Zum Beispiel die Verantwortung für die Entwicklung dem Team übertragen: In einem definierten Rahmen bestimmt dann das Team eigenständig seine Ziele. Teammitglieder könnten sich ausserdem selbst Feedback holen – und zwar vom Kunden statt von der Führungskraft, denn in Zukunft gilt es eher horizontal statt vertikal zu denken.

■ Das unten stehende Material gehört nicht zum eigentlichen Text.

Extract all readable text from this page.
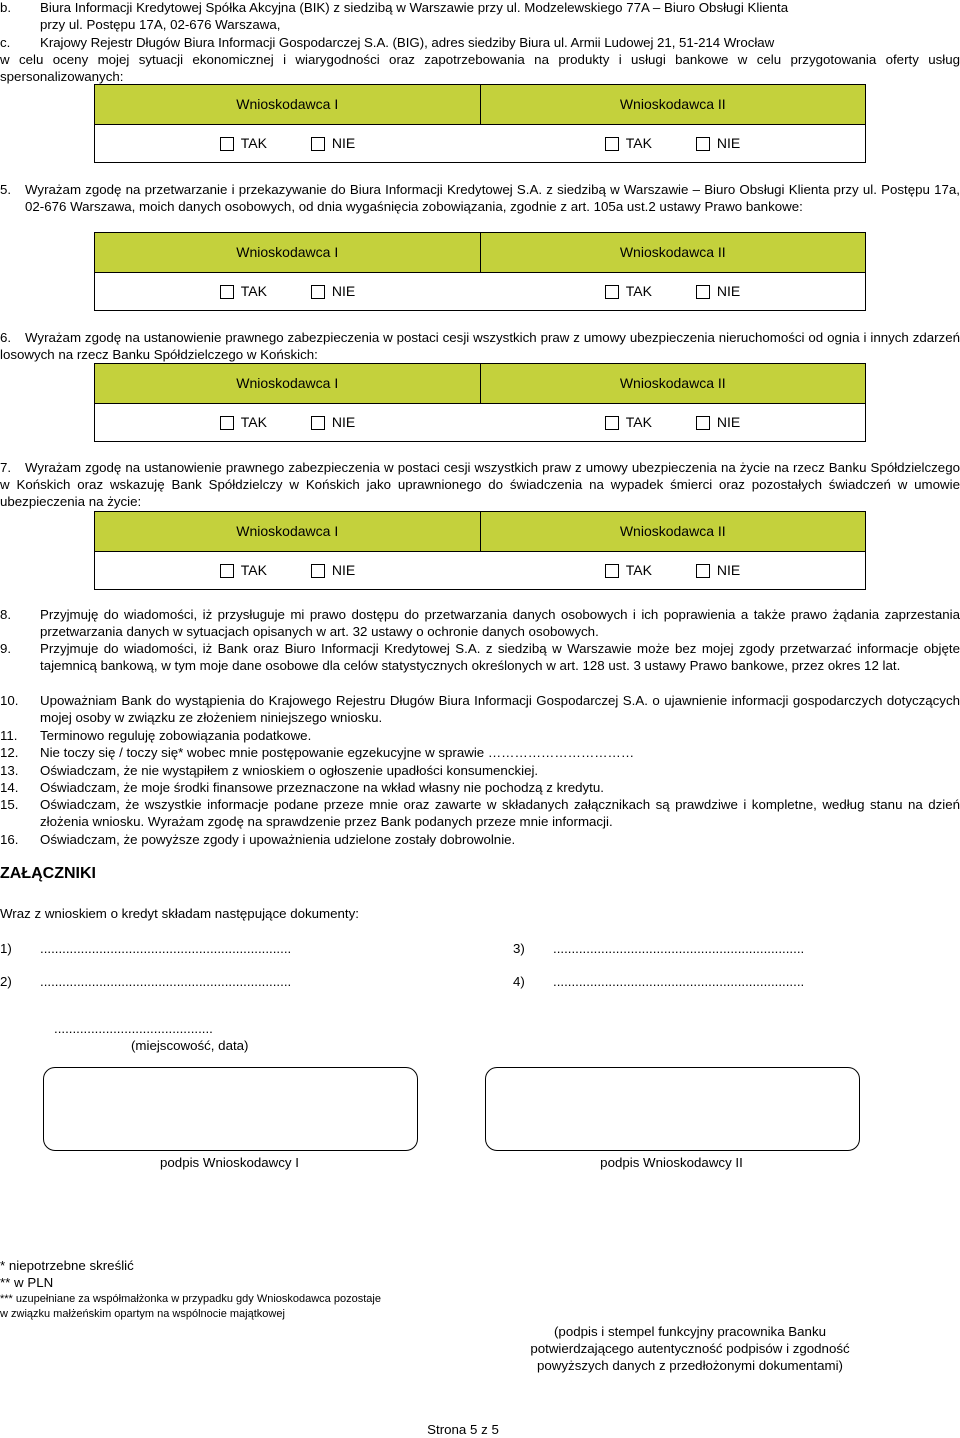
b. Biura Informacji Kredytowej Spółka Akcyjna (BIK) z siedzibą w Warszawie przy ul. Modzelewskiego 77A – Biuro Obsługi Klienta
przy ul. Postępu 17A, 02-676 Warszawa,
c. Krajowy Rejestr Długów Biura Informacji Gospodarczej S.A. (BIG), adres siedziby Biura ul. Armii Ludowej 21, 51-214 Wrocław
w celu oceny mojej sytuacji ekonomicznej i wiarygodności oraz zapotrzebowania na produkty i usługi bankowe w celu przygotowania oferty usług spersonalizowanych:
Wnioskodawca I	Wnioskodawca II
TAK	NIE	TAK	NIE
5. Wyrażam zgodę na przetwarzanie i przekazywanie do Biura Informacji Kredytowej S.A. z siedzibą w Warszawie – Biuro Obsługi Klienta przy ul. Postępu 17a, 02-676 Warszawa, moich danych osobowych, od dnia wygaśnięcia zobowiązania, zgodnie z art. 105a ust.2 ustawy Prawo bankowe:
Wnioskodawca I	Wnioskodawca II
TAK	NIE	TAK	NIE
6.	Wyrażam zgodę na ustanowienie prawnego zabezpieczenia w postaci cesji wszystkich praw z umowy ubezpieczenia nieruchomości od ognia i innych zdarzeń losowych na rzecz Banku Spółdzielczego w Końskich:
Wnioskodawca I	Wnioskodawca II
TAK	NIE	TAK	NIE
7.	Wyrażam zgodę na ustanowienie prawnego zabezpieczenia w postaci cesji wszystkich praw z umowy ubezpieczenia na życie na rzecz Banku Spółdzielczego w Końskich oraz wskazuję Bank Spółdzielczy w Końskich jako uprawnionego do świadczenia na wypadek śmierci oraz pozostałych świadczeń w umowie ubezpieczenia na życie:
Wnioskodawca I	Wnioskodawca II
TAK	NIE	TAK	NIE
8. Przyjmuję do wiadomości, iż przysługuje mi prawo dostępu do przetwarzania danych osobowych i ich poprawienia a także prawo żądania zaprzestania przetwarzania danych w sytuacjach opisanych w art. 32 ustawy o ochronie danych osobowych.
9. Przyjmuje do wiadomości, iż Bank oraz Biuro Informacji Kredytowej S.A. z siedzibą w Warszawie może bez mojej zgody przetwarzać informacje objęte tajemnicą bankową, w tym moje dane osobowe dla celów statystycznych określonych w art. 128 ust. 3 ustawy Prawo bankowe, przez okres 12 lat.
10. Upoważniam Bank do wystąpienia do Krajowego Rejestru Długów Biura Informacji Gospodarczej S.A. o ujawnienie informacji gospodarczych dotyczących mojej osoby w związku ze złożeniem niniejszego wniosku.
11. Terminowo reguluję zobowiązania podatkowe.
12. Nie toczy się / toczy się* wobec mnie postępowanie egzekucyjne w sprawie ……………………………
13. Oświadczam, że nie wystąpiłem z wnioskiem o ogłoszenie upadłości konsumenckiej.
14. Oświadczam, że moje środki finansowe przeznaczone na wkład własny nie pochodzą z kredytu.
15. Oświadczam, że wszystkie informacje podane przeze mnie oraz zawarte w składanych załącznikach są prawdziwe i kompletne, według stanu na dzień złożenia wniosku. Wyrażam zgodę na sprawdzenie przez Bank podanych przeze mnie informacji.
16. Oświadczam, że powyższe zgody i upoważnienia udzielone zostały dobrowolnie.
ZAŁĄCZNIKI
Wraz z wnioskiem o kredyt składam następujące dokumenty:
1) ....................................................................	3) ....................................................................
2) ....................................................................	4) ....................................................................
...........................................
(miejscowość, data)
podpis Wnioskodawcy I	podpis Wnioskodawcy II
* niepotrzebne skreślić
** w PLN
*** uzupełniane za współmałżonka w przypadku gdy Wnioskodawca pozostaje
w związku małżeńskim opartym na wspólnocie majątkowej
(podpis i stempel funkcyjny pracownika Banku
potwierdzającego autentyczność podpisów i zgodność
powyższych danych z przedłożonymi dokumentami)
Strona 5 z 5
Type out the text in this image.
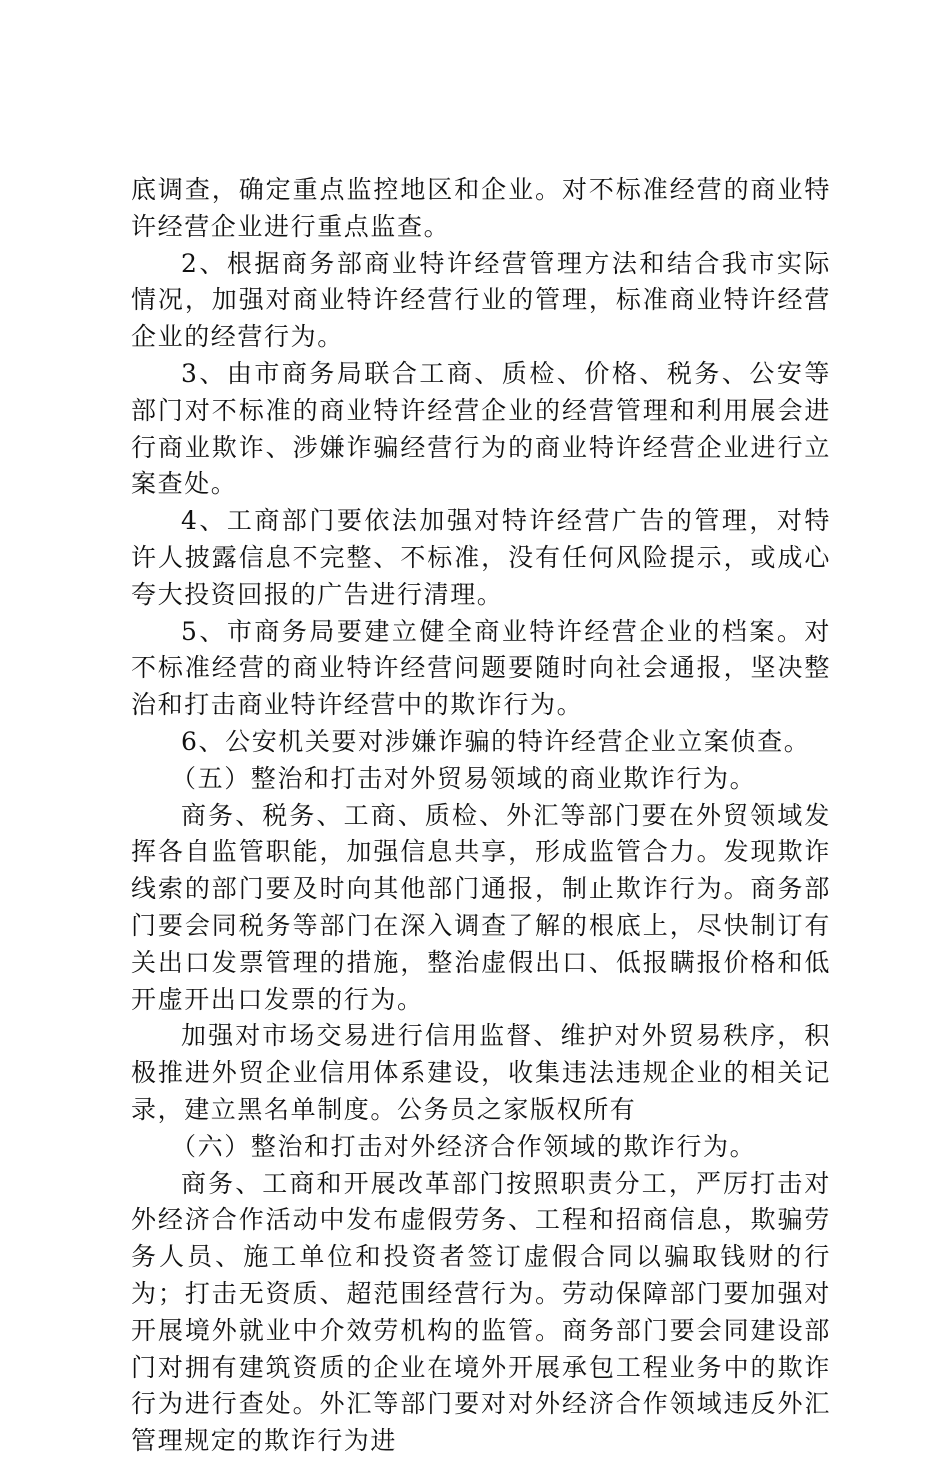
底调查，确定重点监控地区和企业。对不标准经营的商业特许经营企业进行重点监查。

2、根据商务部商业特许经营管理方法和结合我市实际情况，加强对商业特许经营行业的管理，标准商业特许经营企业的经营行为。

3、由市商务局联合工商、质检、价格、税务、公安等部门对不标准的商业特许经营企业的经营管理和利用展会进行商业欺诈、涉嫌诈骗经营行为的商业特许经营企业进行立案查处。

4、工商部门要依法加强对特许经营广告的管理，对特许人披露信息不完整、不标准，没有任何风险提示，或成心夸大投资回报的广告进行清理。

5、市商务局要建立健全商业特许经营企业的档案。对不标准经营的商业特许经营问题要随时向社会通报，坚决整治和打击商业特许经营中的欺诈行为。

6、公安机关要对涉嫌诈骗的特许经营企业立案侦查。

（五）整治和打击对外贸易领域的商业欺诈行为。

商务、税务、工商、质检、外汇等部门要在外贸领域发挥各自监管职能，加强信息共享，形成监管合力。发现欺诈线索的部门要及时向其他部门通报，制止欺诈行为。商务部门要会同税务等部门在深入调查了解的根底上，尽快制订有关出口发票管理的措施，整治虚假出口、低报瞒报价格和低开虚开出口发票的行为。

加强对市场交易进行信用监督、维护对外贸易秩序，积极推进外贸企业信用体系建设，收集违法违规企业的相关记录，建立黑名单制度。公务员之家版权所有

（六）整治和打击对外经济合作领域的欺诈行为。

商务、工商和开展改革部门按照职责分工，严厉打击对外经济合作活动中发布虚假劳务、工程和招商信息，欺骗劳务人员、施工单位和投资者签订虚假合同以骗取钱财的行为；打击无资质、超范围经营行为。劳动保障部门要加强对开展境外就业中介效劳机构的监管。商务部门要会同建设部门对拥有建筑资质的企业在境外开展承包工程业务中的欺诈行为进行查处。外汇等部门要对对外经济合作领域违反外汇管理规定的欺诈行为进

Abstimmungen müssen zudem viel kurzzyklischer erfolgen – nämlich dann, wenn gerade Bedarf herrscht, und nicht fest institutionalisiert nur einmal im Jahr, wie es das MAG vorgibt.

Ist es nur eine Frage der Zeit, bis es keine MAG mehr geben wird?

Davon bin ich überzeugt, ja. In Gesprächen mit Personalleitern, ganz gleich welcher Branchen, merke ich deutlich: Der Wind hat sich gedreht, das MAG ist auf dem Prüfstand. Schliesslich unterstützen Personalabteilungen die Transformation neuer Arbeitswelten und wollen keinesfalls, dass ihre Instrumente einer Entwicklung im Wege stehen. Das MAG tut dies aber ganz klar – genauso übrigens, wie die oft vorgeschriebene Leistungsbeurteilung der Belegschaft in 10 Prozent low performer, 70 Prozent Durchschnitt und 20 Prozent high performer. Solche Instrumente killen jegliche Zusammenarbeit im Team. Deshalb haben Firmen wie Adobe oder Microsoft diese Dinge abgeschafft.

Wieviele Firmen erkennen dies bereits?

Das ist schwer zu sagen. Aber ich denke, von den 100 Schritten, die zu machen sind, haben wir bisher lediglich die ersten zwei bewältigt.


Zur Person:

*Professor Armin Trost, Dr. phil., Dipl.-Psych., lehrt und forscht an der Business School der Hochschule Furtwangen (D). Seine Schwerpunkte sind Talent Management, Employer Branding und die Zukunft der Arbeit. Zuvor hat er eine Professur an der FH Würzburg inne gehabt. Bei SAP ist er mehrere Jahre weltweit für Recruiting verantwortlich gewesen. Armin Trost ist nicht nur als Autor zahlreicher Fachbeiträge und Bücher bekannt, sondern auch als Redner auf namhaften Kongressen.